Forever 21’s landlords offer a cut rate of $81 million for the L.A. retailer

Forever 21 store
Customers enter a Forever 21 store at Santa Monica Place.
(Kent Nishimura / Los Angeles Times)

A bid by two big mall owners to keep bankrupt Forever 21 Inc. afloat through an acquisition makes sense in the current state of the shopping center industry, which is being challenged by online competition and changing tastes among shoppers.

A consortium that includes two of Forever 21’s largest landlords made an offer to buy the Los Angeles retailer for $81 million, a small fraction of what the global fast-fashion pioneer was once worth.

Simon Property Group Inc., Brookfield Property Partners and Authentic Brands Group want to buy nearly all of Forever 21’s assets, according to documents filed Sunday in U.S. Bankruptcy Court. The retailer filed for protection from its creditors in September, detailing a preliminary plan to close about 350 of its 800 stores — including 178, or one-third, of its 549 U.S. locations.

Mall owners generally stay out of the business of operating stores, but the strategy has gained appeal as more retailers struggle in the face of online competition and changing tastes among young shoppers, who are interested in thrift store finds and sustainable fashion.


Simon and mall owner General Growth Properties, which is now owned by Brookfield Property Partners, teamed up in 2016 to rescue teen apparel retailer Aeropostale, which was in bankruptcy. Simon Chief Executive David Simon said last year that the company was looking at other potential bankrupt retailers.

Well-stocked stores with the lights on are more appealing than boarded-up storefronts to mall visitors, even if they don’t step inside of them. And the people who do shop at Forever 21 may also shop elsewhere.

“Consumer traffic is critical to malls,” said real estate broker Scott Burns, who leads the retail property team in Southern California for brokerage JLL. “Maintaining occupancy is obviously important.”

And if Forever 21 were to go away, it might be difficult for mall owners to find replacements.

“There is a gap of quality soft good product out there,” Burns said. “Very few retailers are expanding in that market right now and there is a lack of alternative uses” for their space.

“Forever 21 has a strong following and it should be around,” he said. “It has phenomenal brand recognition and consumer base.”


Mark Hunter, managing director leading CBRE’s mall management and leasing business in the Americas, told the Associated Press that another reason landlords want to keep occupancy high at their malls is that they don’t want to trigger a clause that lets other retailers at the shopping center ask for a lower rent or eventually get out of a lease. Still, Simon and others remain “strategic” regarding which retailer to buy.

Simon malls in Southern California with Forever 21 stores include Del Amo Fashion Center, Brea Mall, the Outlets at Orange, Ontario Mills and Camarillo Premium Outlets.

The consortium’s so-called stalking horse agreement sets a minimum price for a proposed auction later this month. If no other bidders step forward, the consortium would be declared the winner.
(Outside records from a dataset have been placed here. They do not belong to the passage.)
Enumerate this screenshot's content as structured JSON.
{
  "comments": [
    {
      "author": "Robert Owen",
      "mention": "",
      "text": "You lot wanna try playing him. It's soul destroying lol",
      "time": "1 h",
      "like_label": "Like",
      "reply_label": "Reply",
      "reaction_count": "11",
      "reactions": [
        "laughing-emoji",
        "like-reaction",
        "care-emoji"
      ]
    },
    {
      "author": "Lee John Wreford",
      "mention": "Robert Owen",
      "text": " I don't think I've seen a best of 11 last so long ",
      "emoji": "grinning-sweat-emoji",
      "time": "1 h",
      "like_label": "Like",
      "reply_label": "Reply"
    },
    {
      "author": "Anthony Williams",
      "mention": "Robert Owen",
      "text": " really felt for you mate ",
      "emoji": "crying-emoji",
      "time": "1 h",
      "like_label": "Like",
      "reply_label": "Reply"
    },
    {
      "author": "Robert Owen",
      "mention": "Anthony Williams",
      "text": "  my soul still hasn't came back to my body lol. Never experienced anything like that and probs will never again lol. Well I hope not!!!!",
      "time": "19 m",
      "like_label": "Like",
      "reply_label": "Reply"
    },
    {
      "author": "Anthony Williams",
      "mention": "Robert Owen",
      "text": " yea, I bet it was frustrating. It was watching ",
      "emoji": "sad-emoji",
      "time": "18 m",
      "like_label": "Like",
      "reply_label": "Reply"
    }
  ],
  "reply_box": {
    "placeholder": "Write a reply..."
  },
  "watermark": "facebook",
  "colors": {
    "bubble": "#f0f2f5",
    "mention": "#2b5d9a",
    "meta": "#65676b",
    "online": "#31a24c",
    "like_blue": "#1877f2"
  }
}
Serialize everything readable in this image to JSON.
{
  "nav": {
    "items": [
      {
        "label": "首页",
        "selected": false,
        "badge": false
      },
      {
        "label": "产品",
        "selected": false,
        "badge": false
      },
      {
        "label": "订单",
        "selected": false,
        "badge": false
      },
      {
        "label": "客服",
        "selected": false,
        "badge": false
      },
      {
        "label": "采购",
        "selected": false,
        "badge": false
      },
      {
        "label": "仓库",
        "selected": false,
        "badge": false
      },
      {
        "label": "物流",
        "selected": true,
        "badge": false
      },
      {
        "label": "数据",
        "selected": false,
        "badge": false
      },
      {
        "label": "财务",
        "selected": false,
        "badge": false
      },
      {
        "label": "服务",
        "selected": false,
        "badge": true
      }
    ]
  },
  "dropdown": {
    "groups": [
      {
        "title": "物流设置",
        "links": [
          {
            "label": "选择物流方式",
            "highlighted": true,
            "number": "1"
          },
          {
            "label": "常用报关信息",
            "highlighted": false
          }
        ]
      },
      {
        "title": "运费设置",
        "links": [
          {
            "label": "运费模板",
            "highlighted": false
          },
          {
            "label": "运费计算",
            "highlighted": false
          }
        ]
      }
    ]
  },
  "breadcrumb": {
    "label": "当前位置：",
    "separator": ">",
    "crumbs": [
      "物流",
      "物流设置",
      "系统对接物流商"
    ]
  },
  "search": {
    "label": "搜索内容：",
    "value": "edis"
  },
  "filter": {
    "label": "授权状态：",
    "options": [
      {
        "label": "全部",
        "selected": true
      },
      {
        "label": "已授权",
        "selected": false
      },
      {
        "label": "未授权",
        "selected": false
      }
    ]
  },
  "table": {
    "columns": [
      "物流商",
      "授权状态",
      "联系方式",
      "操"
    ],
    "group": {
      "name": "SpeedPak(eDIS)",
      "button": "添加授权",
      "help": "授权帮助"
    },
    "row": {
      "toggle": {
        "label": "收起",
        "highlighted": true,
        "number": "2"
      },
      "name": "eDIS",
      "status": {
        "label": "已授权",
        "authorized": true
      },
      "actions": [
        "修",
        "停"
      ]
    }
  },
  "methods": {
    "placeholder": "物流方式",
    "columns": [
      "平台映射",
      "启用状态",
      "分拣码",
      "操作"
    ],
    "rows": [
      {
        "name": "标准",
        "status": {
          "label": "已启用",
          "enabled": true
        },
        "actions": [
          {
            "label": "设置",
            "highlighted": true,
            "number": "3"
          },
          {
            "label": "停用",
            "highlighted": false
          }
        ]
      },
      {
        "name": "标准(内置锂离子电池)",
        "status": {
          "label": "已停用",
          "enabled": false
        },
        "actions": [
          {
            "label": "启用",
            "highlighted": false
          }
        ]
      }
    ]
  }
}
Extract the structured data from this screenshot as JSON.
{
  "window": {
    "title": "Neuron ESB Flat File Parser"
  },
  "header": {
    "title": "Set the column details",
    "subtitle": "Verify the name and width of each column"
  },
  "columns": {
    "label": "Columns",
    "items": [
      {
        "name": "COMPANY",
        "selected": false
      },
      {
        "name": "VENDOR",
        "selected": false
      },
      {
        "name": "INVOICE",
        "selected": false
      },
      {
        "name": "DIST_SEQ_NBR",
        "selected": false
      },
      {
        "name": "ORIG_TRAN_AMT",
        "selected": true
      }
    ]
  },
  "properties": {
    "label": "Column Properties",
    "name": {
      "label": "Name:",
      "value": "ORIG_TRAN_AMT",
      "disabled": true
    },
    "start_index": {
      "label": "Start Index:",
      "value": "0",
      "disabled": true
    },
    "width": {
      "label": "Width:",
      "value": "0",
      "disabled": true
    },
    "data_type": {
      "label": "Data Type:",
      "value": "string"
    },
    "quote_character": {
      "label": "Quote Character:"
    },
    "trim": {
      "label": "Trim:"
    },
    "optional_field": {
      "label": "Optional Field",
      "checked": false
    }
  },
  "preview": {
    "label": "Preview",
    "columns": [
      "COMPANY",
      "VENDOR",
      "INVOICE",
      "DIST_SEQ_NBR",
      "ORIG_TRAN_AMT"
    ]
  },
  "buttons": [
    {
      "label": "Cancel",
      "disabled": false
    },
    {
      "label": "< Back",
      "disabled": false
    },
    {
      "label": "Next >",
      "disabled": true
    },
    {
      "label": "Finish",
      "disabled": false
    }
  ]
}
Plans envision an auction process with a sale hearing requested for Tuesday and approval of the winner no later than Feb. 11.

The buyers have the right to close and wind down certain stores and conduct going-out-of-business sales, according to the court filing. They’re also entitled to a $4.65-million break-up fee under some circumstances if the sale isn’t completed.

Forever 21 had been in “substantial, round-the-clock negotiations” about the bid, the company said previously in documents filed last week.

Bloomberg previously reported that Authentic Brands Group and Simon Property Group were mulling a plan to acquire the retail chain.

Forever 21 was talking about selling a stake to Simon and its other largest landlord, Brookfield Property Partners LP, before it filed for bankruptcy in September, Bloomberg previously reported. Negotiations broke down and the company had to seek court protection without a reorganization plan in place.


The chain has since struggled to raise money to exit bankruptcy, with potential lenders and buyers balking because of poor sales and the founding Chang family’s insistence on maintaining control. Forever 21 recently told suppliers in a letter reviewed by Bloomberg that it’s short on cash and that it could be forced to liquidate if a buyer doesn’t emerge.

The Associated Press and Bloomberg were used in compiling this report.